Progress has been made to restart the mine.

“Then the world will come to Africa for our rare earths . . . rather than just relying on China,” he suggests.

He also pointed to the potential of Vedanta Zinc International’s newly minted Gamsberg zinc mine, in the Northern Cape, another significant player working to develop one of the largest known zinc orebodies.

“This is the opportunity to create new markets, create new business and create new jobs,” Van der Woude points out, highlighting the many potential new applications for the mined minerals, including solar and wind technology, electric vehicles and energy storage.

South Africa could also become a global leader in fuel cell technology, adds Macfarlane.

“These are the sorts of trajectories we can start thinking about when we outline the role of mining in 4IR. We desperately need solutions to finding and mining new deposits of elements and finding new uses for the currently mined elements,” Van der Woude continues.

The “new frontiers” include a circular economy – or recovery, recycling and reuse – the potential recovery of the 7 mg of gold from discarded mobile phones; the rise of rare earths, with global consumption expected to increase by 5% a year; subsea mining, with the first deep-sea 1 600 m mining lease granted in 2011; and asteroidal supplies that could meet earth’s needs for the next 400-million years.

However, while 4IR will be impossible without mining, miners should also adapt.

With mining companies, particularly gold and platinum companies, struggling for a number of years in a low-commodity-price environment that has been exacerbated by rising costs, a shift towards modernisation or mechanisation has now become essential.
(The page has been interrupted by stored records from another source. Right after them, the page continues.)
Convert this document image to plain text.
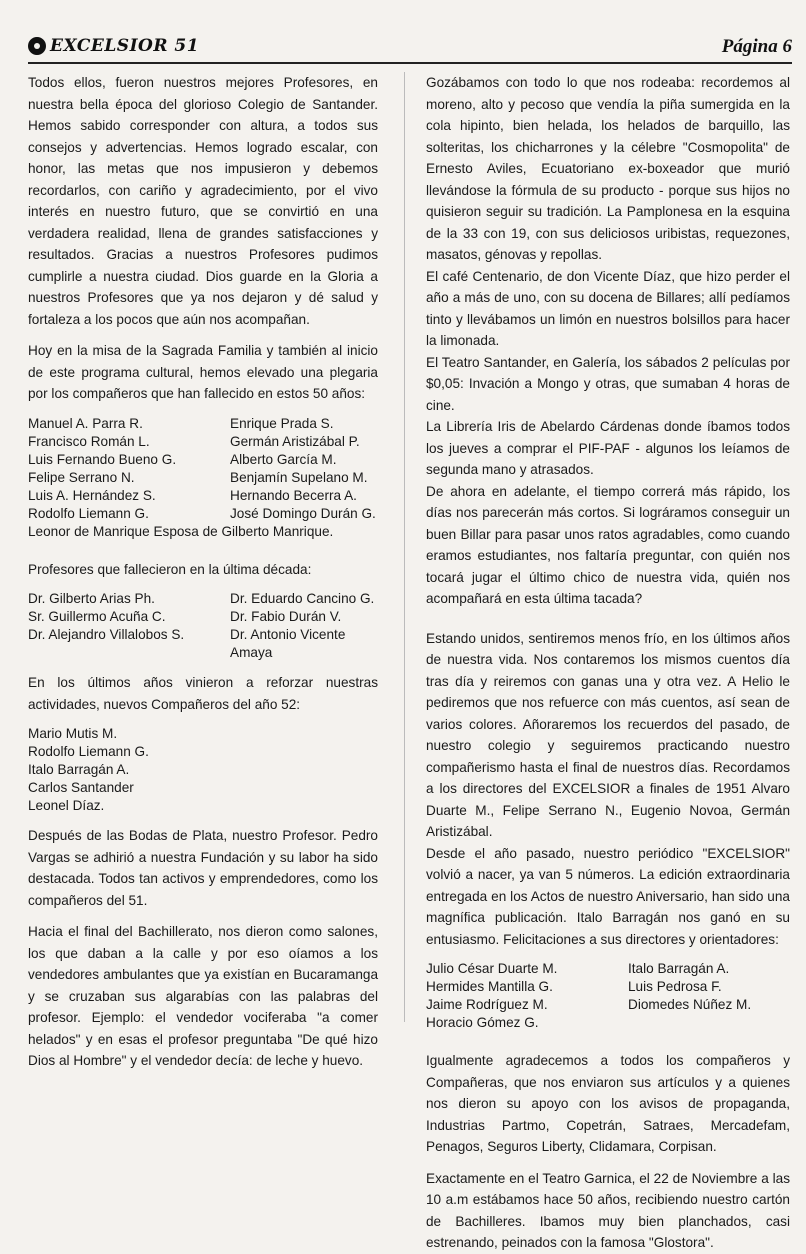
EXCELSIOR 51	Página 6

Todos ellos, fueron nuestros mejores Profesores, en nuestra bella época del glorioso Colegio de Santander. Hemos sabido corresponder con altura, a todos sus consejos y advertencias. Hemos logrado escalar, con honor, las metas que nos impusieron y debemos recordarlos, con cariño y agradecimiento, por el vivo interés en nuestro futuro, que se convirtió en una verdadera realidad, llena de grandes satisfacciones y resultados. Gracias a nuestros Profesores pudimos cumplirle a nuestra ciudad. Dios guarde en la Gloria a nuestros Profesores que ya nos dejaron y dé salud y fortaleza a los pocos que aún nos acompañan.

Hoy en la misa de la Sagrada Familia y también al inicio de este programa cultural, hemos elevado una plegaria por los compañeros que han fallecido en estos 50 años:

Manuel A. Parra R.	Enrique Prada S.
Francisco Román L.	Germán Aristizábal P.
Luis Fernando Bueno G.	Alberto García M.
Felipe Serrano N.	Benjamín Supelano M.
Luis A. Hernández S.	Hernando Becerra A.
Rodolfo Liemann G.	José Domingo Durán G.
Leonor de Manrique Esposa de Gilberto Manrique.

Profesores que fallecieron en la última década:

Dr. Gilberto Arias Ph.	Dr. Eduardo Cancino G.
Sr. Guillermo Acuña C.	Dr. Fabio Durán V.
Dr. Alejandro Villalobos S.	Dr. Antonio Vicente Amaya

En los últimos años vinieron a reforzar nuestras actividades, nuevos Compañeros del año 52:

Mario Mutis M.
Rodolfo Liemann G.
Italo Barragán A.
Carlos Santander
Leonel Díaz.

Después de las Bodas de Plata, nuestro Profesor. Pedro Vargas se adhirió a nuestra Fundación y su labor ha sido destacada. Todos tan activos y emprendedores, como los compañeros del 51.

Hacia el final del Bachillerato, nos dieron como salones, los que daban a la calle y por eso oíamos a los vendedores ambulantes que ya existían en Bucaramanga y se cruzaban sus algarabías con las palabras del profesor. Ejemplo: el vendedor vociferaba "a comer helados" y en esas el profesor preguntaba "De qué hizo Dios al Hombre" y el vendedor decía: de leche y huevo.

Gozábamos con todo lo que nos rodeaba: recordemos al moreno, alto y pecoso que vendía la piña sumergida en la cola hipinto, bien helada, los helados de barquillo, las solteritas, los chicharrones y la célebre "Cosmopolita" de Ernesto Aviles, Ecuatoriano ex-boxeador que murió llevándose la fórmula de su producto - porque sus hijos no quisieron seguir su tradición. La Pamplonesa en la esquina de la 33 con 19, con sus deliciosos uribistas, requezones, masatos, génovas y repollas.

El café Centenario, de don Vicente Díaz, que hizo perder el año a más de uno, con su docena de Billares; allí pedíamos tinto y llevábamos un limón en nuestros bolsillos para hacer la limonada.

El Teatro Santander, en Galería, los sábados 2 películas por $0,05: Invación a Mongo y otras, que sumaban 4 horas de cine.

La Librería Iris de Abelardo Cárdenas donde íbamos todos los jueves a comprar el PIF-PAF - algunos los leíamos de segunda mano y atrasados.

De ahora en adelante, el tiempo correrá más rápido, los días nos parecerán más cortos. Si lográramos conseguir un buen Billar para pasar unos ratos agradables, como cuando eramos estudiantes, nos faltaría preguntar, con quién nos tocará jugar el último chico de nuestra vida, quién nos acompañará en esta última tacada?

Estando unidos, sentiremos menos frío, en los últimos años de nuestra vida. Nos contaremos los mismos cuentos día tras día y reiremos con ganas una y otra vez. A Helio le pediremos que nos refuerce con más cuentos, así sean de varios colores. Añoraremos los recuerdos del pasado, de nuestro colegio y seguiremos practicando nuestro compañerismo hasta el final de nuestros días. Recordamos a los directores del EXCELSIOR a finales de 1951 Alvaro Duarte M., Felipe Serrano N., Eugenio Novoa, Germán Aristizábal.

Desde el año pasado, nuestro periódico "EXCELSIOR" volvió a nacer, ya van 5 números. La edición extraordinaria entregada en los Actos de nuestro Aniversario, han sido una magnífica publicación. Italo Barragán nos ganó en su entusiasmo. Felicitaciones a sus directores y orientadores:

Julio César Duarte M.	Italo Barragán A.
Hermides Mantilla G.	Luis Pedrosa F.
Jaime Rodríguez M.	Diomedes Núñez M.
Horacio Gómez G.

Igualmente agradecemos a todos los compañeros y Compañeras, que nos enviaron sus artículos y a quienes nos dieron su apoyo con los avisos de propaganda, Industrias Partmo, Copetrán, Satraes, Mercadefam, Penagos, Seguros Liberty, Clidamara, Corpisan.

Exactamente en el Teatro Garnica, el 22 de Noviembre a las 10 a.m estábamos hace 50 años, recibiendo nuestro cartón de Bachilleres. Ibamos muy bien planchados, casi estrenando, peinados con la famosa "Glostora".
Time-saving, health and safety, automation, predictive maintenance, and energy and cost benefits are a handful of the benefits of innovation and a conversion to mechanisation and modernisation within the mining sector.

Van der Woude says that the positive outcomes of modernisation will outweigh the volatile, unstable and complex challenges that will inevitably be encountered along the way.

“Ultimately, without a shift in our approach to mining methodology, we will fail to mine South Africa’s deep-level complex orebodies profitably, which could see a huge negative impact on South Africa and a failure to turn to account the country’s mineral wealth in the long term.”

Recent research has suggested that, should the current decline not be arrested, 200 000 job losses may occur by 2030 as the economic viability of mining fades.

This will ultimately impact on two-million people indirectly.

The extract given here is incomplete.